Peru is one of the world’s fastest-growing economies. Its capital, Lima, tucked between the Pacific Ocean and surrounding valleys, bustles with trendy restaurants, cafés, museums, shops, and lots of traffic.

Close to 10 million people live in Lima today and the population is growing. But most of Lima’s 43 districts remain poor. These communities face a growing health threat — multidrug-resistant tuberculosis (MDR-TB)

Tuberculosis, a highly contagious airborne disease, thrives in overcrowded places with poor ventilation, like in the slums of El Agustino.

The endTB project is expanding access to a new generation of MDR-TB treatment, featuring an all-oral regimen with fewer side effects and increased adherence.

Hugo, 16, has been fighting extensively drug-resistant TB (XDR-TB) for two years. He abandoned treatment after a year because of the severe side effects he had from an injectable drug, but started on a new treatment with the support of Socios en Salud, the Peruvian office of Partners in Health.

Hugo is lucky to be taking part in endTB’s observational study on bedaquiline and delamanid, the first new TB drugs developed in 50 years.

Nowadays, Hugo is feeling much better. His new treatment is less toxic and includes the cutting-edge drug bedaquiline.

“I want to become a human rights lawyer when I grow up to help people who cannot help themselves,” says Hugo.

The endTB project is also undertaking a clinical trial to test shorter MDR-TB regimens with the new drugs bedaquiline and delamanid. The new MDR-TB regimen would cut the treatment time from two years to nine months.

Humberto Guerrero Sandoval, a 50-year old bus station worker, joined the endTB clinical trial in Peru after abandoning his previous treatment for MDR-TB. He was cured of the disease after completing a new, nine-month, injection-free regimen.

Humberto is very grateful for the care he received from Merilyn, a Socios en Salud health worker, who visited him daily to ensure he took his treatment.

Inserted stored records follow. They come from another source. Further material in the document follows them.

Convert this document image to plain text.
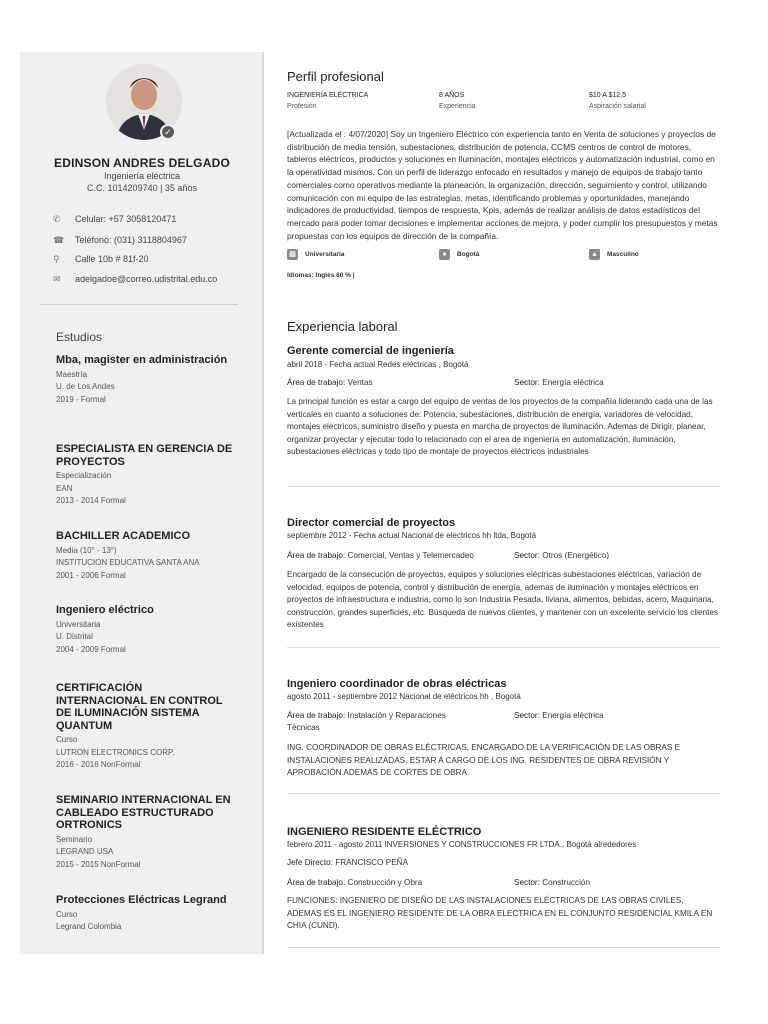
✓
EDINSON ANDRES DELGADO
Ingeniería eléctrica
C.C. 1014209740 | 35 años
✆	Celular: +57 3058120471
☎ Teléfono: (031) 3118804967
⚲	Calle 10b # 81f-20
✉	adelgadoe@correo.udistrital.edu.co
Estudios
Mba, magister en administración
Maestría
U. de Los Andes
2019 - Formal
ESPECIALISTA EN GERENCIA DE PROYECTOS
Especialización
EAN
2013 - 2014 Formal
BACHILLER ACADEMICO
Media (10° - 13°)
INSTITUCION EDUCATIVA SANTA ANA
2001 - 2006 Formal
Ingeniero eléctrico
Universitaria
U. Distrital
2004 - 2009 Formal
CERTIFICACIÓN INTERNACIONAL EN CONTROL DE ILUMINACIÓN SISTEMA QUANTUM
Curso
LUTRON ELECTRONICS CORP.
2016 - 2016 NonFormal
SEMINARIO INTERNACIONAL EN CABLEADO ESTRUCTURADO ORTRONICS
Seminario
LEGRAND USA
2015 - 2015 NonFormal
Protecciones Eléctricas Legrand
Curso
Legrand Colombia
Perfil profesional
INGENIERÍA ELÉCTRICA
Profesión
8 AÑOS
Experiencia
$10 A $12,5
Aspiración salarial
[Actualizada el : 4/07/2020] Soy un Ingeniero Eléctrico con experiencia tanto en Venta de soluciones y proyectos de distribución de media tensión, subestaciones, distribución de potencia, CCMS centros de control de motores, tableros eléctricos, productos y soluciones en Iluminación, montajes eléctricos y automatización industrial, como en la operatividad mismos. Con un perfil de liderazgo enfocado en resultados y manejo de equipos de trabajo tanto comerciales como operativos mediante la planeación, la organización, dirección, seguimiento y control, utilizando comunicación con mi equipo de las estrategias, metas, identificando problemas y oportunidades, manejando indicadores de productividad, tiempos de respuesta, Kpis, además de realizar análisis de datos estadísticos del mercado para poder tomar decisiones e implementar acciones de mejora, y poder cumplir los presupuestos y metas propuestas con los equipos de dirección de la compañía.
▤	Universitaria	●	Bogotá	▲	Masculino
Idiomas: Inglés 80 % |
Experiencia laboral
Gerente comercial de ingeniería
abril 2018 - Fecha actual Redes eléctricas , Bogotá
Área de trabajo: Ventas	Sector: Energía eléctrica
La principal función es estar a cargo del equipo de ventas de los proyectos de la compañía liderando cada una de las verticales en cuanto a soluciones de: Potencia, subestaciones, distribución de energía, variadores de velocidad, montajes electricos, suministro diseño y puesta en marcha de proyectos de iluminación. Ademas de Dirigir, planear, organizar proyectar y ejecutar todo lo relacionado con el area de ingeniería en automatización, iluminación, subestaciones eléctricas y todo tipo de montaje de proyectos eléctricos industriales
Director comercial de proyectos
septiembre 2012 - Fecha actual Nacional de electricos hh ltda, Bogotá
Área de trabajo: Comercial, Ventas y Telemercadeo	Sector: Otros (Energético)
Encargado de la consecución de proyectos, equipos y soluciones eléctricas subestaciones eléctricas, variación de velocidad, equipos de potencia, control y distribución de energía, ademas de iluminación y montajes eléctricos en proyectos de infraestructura e industria, como lo son Industria Pesada, liviana, alimentos, bebidas, acero, Maquinaria, construcción, grandes superficies, etc. Búsqueda de nuevos clientes, y mantener con un excelente servicio los clientes existentes
Ingeniero coordinador de obras eléctricas
agosto 2011 - septiembre 2012 Nacional de eléctricos hh , Bogotá
Área de trabajo: Instalación y Reparaciones
Técnicas
Sector: Energía eléctrica
ING. COORDINADOR DE OBRAS ELÉCTRICAS, ENCARGADO DE LA VERIFICACIÓN DE LAS OBRAS E INSTALACIONES REALIZADAS, ESTAR A CARGO DE LOS ING. RESIDENTES DE OBRA REVISIÓN Y APROBACIÓN ADEMAS DE CORTES DE OBRA.
INGENIERO RESIDENTE ELÉCTRICO
febrero 2011 - agosto 2011 INVERSIONES Y CONSTRUCCIONES FR LTDA., Bogotá alrededores
Jefe Directo: FRANCISCO PEÑA
Área de trabajo: Construcción y Obra	Sector: Construcción
FUNCIONES: INGENIERO DE DISEÑO DE LAS INSTALACIONES ELÉCTRICAS DE LAS OBRAS CIVILES, ADEMAS ES EL INGENIERO RESIDENTE DE LA OBRA ELECTRICA EN EL CONJUNTO RESIDENCIAL KMILA EN CHIA (CUND).
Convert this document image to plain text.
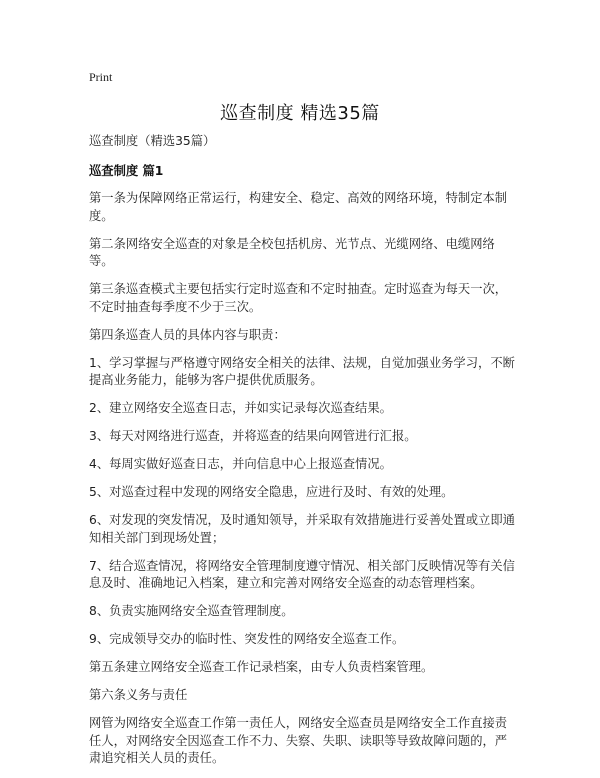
Print
巡查制度 精选35篇

巡查制度（精选35篇）

巡查制度 篇1

第一条为保障网络正常运行，构建安全、稳定、高效的网络环境，特制定本制度。

第二条网络安全巡查的对象是全校包括机房、光节点、光缆网络、电缆网络等。

第三条巡查模式主要包括实行定时巡查和不定时抽查。定时巡查为每天一次，不定时抽查每季度不少于三次。

第四条巡查人员的具体内容与职责：

1、学习掌握与严格遵守网络安全相关的法律、法规，自觉加强业务学习，不断提高业务能力，能够为客户提供优质服务。

2、建立网络安全巡查日志，并如实记录每次巡查结果。

3、每天对网络进行巡查，并将巡查的结果向网管进行汇报。

4、每周实做好巡查日志，并向信息中心上报巡查情况。

5、对巡查过程中发现的网络安全隐患，应进行及时、有效的处理。

6、对发现的突发情况，及时通知领导，并采取有效措施进行妥善处置或立即通知相关部门到现场处置；

7、结合巡查情况，将网络安全管理制度遵守情况、相关部门反映情况等有关信息及时、准确地记入档案，建立和完善对网络安全巡查的动态管理档案。

8、负责实施网络安全巡查管理制度。

9、完成领导交办的临时性、突发性的网络安全巡查工作。

第五条建立网络安全巡查工作记录档案，由专人负责档案管理。

第六条义务与责任

网管为网络安全巡查工作第一责任人，网络安全巡查员是网络安全工作直接责任人，对网络安全因巡查工作不力、失察、失职、读职等导致故障问题的，严肃追究相关人员的责任。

His greatest hope now is to stay TB-free.

Socios en Salud rolled out the endTB project in Peru in 2016 to help patients with MDR-TB access new, better regimens. “We see the suffering of patients every single day. They need treatment that is less toxic and shorter so they can get on with their lives,” says executive director Dr Leonid Lecca.

Our video story from Peru

The new, all-oral regimen for MDR-TB is a ground-breaking innovation that cuts treatment time from two years to nine months, increases adherence and reduces resistance to drugs.

The endTB project is implemented in 17 countries by Partners In Health, Médecins Sans Frontières and Interactive Research and Development with support from Unitaid.